On Oct 14, 2006, at 09:40, Nicholas Clark wrote:

> On Fri, Oct 13, 2006 at 08:12:26PM -0400, muppet wrote:
>> I will posit that a very large amount of perl is written by people
>> who don't understand it well, and give it a very bad reputation.  I
>> have spent a good amount of time fixing in-house perl code written by
>> C programmers, getting order-of-magnitude speedups just by using a
>> hash instead of repeated array lookups (8 minutes to ten seconds in
>> one case), reducing overcomplicated logic, removing unreadable hacks,
>> etc.  Cut and paste runs rampant.  And, despite perl having one of
>> the best libraries in the world (CPAN), a disturbing majority of perl
>> programmers appear to suffer greatly from poor wheel reinvention
>> syndrome.  It's difficult to defend perl in a room full of python and
>> ruby bigots when everyone knows how bad the local perl code is.
> This paragraph all seems plausible and consistent to me, but then  
> it makes
> me wonder "why is Perl special?"
> Why aren't we aware of the places where C programmers write bad  
> Python or
> bad Ruby?
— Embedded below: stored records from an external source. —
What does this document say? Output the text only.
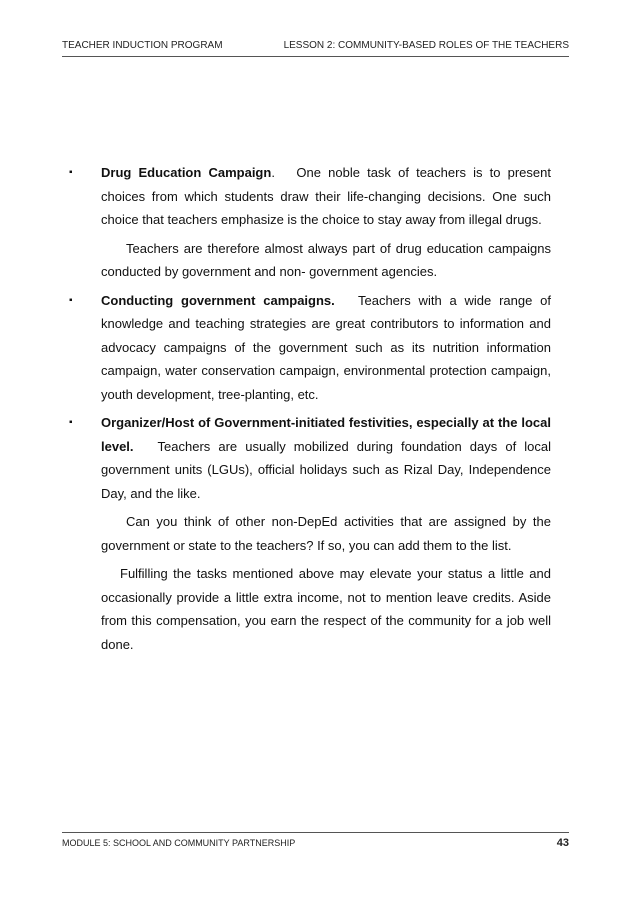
TEACHER INDUCTION PROGRAM	LESSON 2: COMMUNITY-BASED ROLES OF THE TEACHERS
▪ Drug Education Campaign. One noble task of teachers is to present choices from which students draw their life-changing decisions. One such choice that teachers emphasize is the choice to stay away from illegal drugs.

Teachers are therefore almost always part of drug education campaigns conducted by government and non- government agencies.

▪ Conducting government campaigns. Teachers with a wide range of knowledge and teaching strategies are great contributors to information and advocacy campaigns of the government such as its nutrition information campaign, water conservation campaign, environmental protection campaign, youth development, tree-planting, etc.
▪ Organizer/Host of Government-initiated festivities, especially at the local level. Teachers are usually mobilized during foundation days of local government units (LGUs), official holidays such as Rizal Day, Independence Day, and the like.

Can you think of other non-DepEd activities that are assigned by the government or state to the teachers? If so, you can add them to the list.

Fulfilling the tasks mentioned above may elevate your status a little and occasionally provide a little extra income, not to mention leave credits. Aside from this compensation, you earn the respect of the community for a job well done.

MODULE 5: SCHOOL AND COMMUNITY PARTNERSHIP	43
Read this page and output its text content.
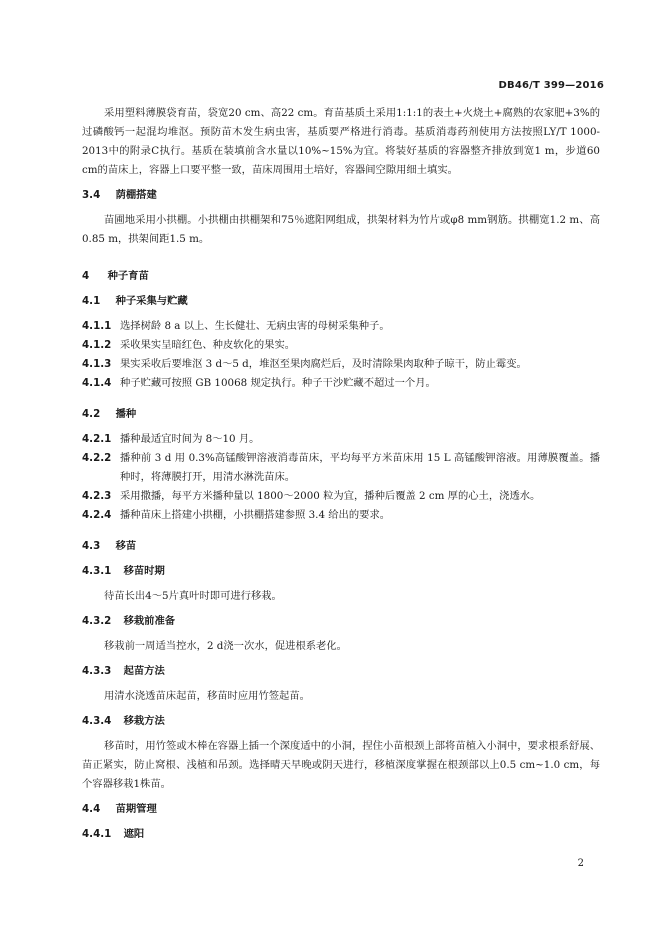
DB46/T 399—2016

采用塑料薄膜袋育苗，袋宽20 cm、高22 cm。育苗基质土采用1:1:1的表土+火烧土+腐熟的农家肥+3%的过磷酸钙一起混均堆沤。预防苗木发生病虫害，基质要严格进行消毒。基质消毒药剂使用方法按照LY/T 1000-2013中的附录C执行。基质在装填前含水量以10%~15%为宜。将装好基质的容器整齐排放到宽1 m，步道60 cm的苗床上，容器上口要平整一致，苗床周围用土培好，容器间空隙用细土填实。

3.4 荫棚搭建

苗圃地采用小拱棚。小拱棚由拱棚架和75％遮阳网组成，拱架材料为竹片或φ8 mm钢筋。拱棚宽1.2 m、高0.85 m，拱架间距1.5 m。

4 种子育苗
4.1 种子采集与贮藏
4.1.1 选择树龄 8 a 以上、生长健壮、无病虫害的母树采集种子。
4.1.2 采收果实呈暗红色、种皮软化的果实。
4.1.3 果实采收后要堆沤 3 d～5 d，堆沤至果肉腐烂后，及时清除果肉取种子晾干，防止霉变。
4.1.4 种子贮藏可按照 GB 10068 规定执行。种子干沙贮藏不超过一个月。
4.2 播种
4.2.1 播种最适宜时间为 8～10 月。
4.2.2 播种前 3 d 用 0.3%高锰酸钾溶液消毒苗床，平均每平方米苗床用 15 L 高锰酸钾溶液。用薄膜覆盖。播种时，将薄膜打开，用清水淋洗苗床。
4.2.3 采用撒播，每平方米播种量以 1800～2000 粒为宜，播种后覆盖 2 cm 厚的心土，浇透水。
4.2.4 播种苗床上搭建小拱棚，小拱棚搭建参照 3.4 给出的要求。
4.3 移苗
4.3.1 移苗时期

待苗长出4～5片真叶时即可进行移栽。

4.3.2 移栽前准备

移栽前一周适当控水，2 d浇一次水，促进根系老化。

4.3.3 起苗方法

用清水浇透苗床起苗，移苗时应用竹签起苗。

4.3.4 移栽方法

移苗时，用竹签或木棒在容器上插一个深度适中的小洞，捏住小苗根颈上部将苗植入小洞中，要求根系舒展、苗正紧实，防止窝根、浅植和吊颈。选择晴天早晚或阴天进行，移植深度掌握在根颈部以上0.5 cm~1.0 cm，每个容器移栽1株苗。

4.4 苗期管理
4.4.1 遮阳
2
Surely Sturgeon's Law applies to other languages too?

A certain anglo-french defense contractor comes to mind. Horrible  
python running build processes written by embedded C programmers . I  
can promise you that Perl is not special. This particular company  
rewrote a 300 odd line perl app I wrote as a technology demo into a  
10000line java app technology demo because of perl's reputation.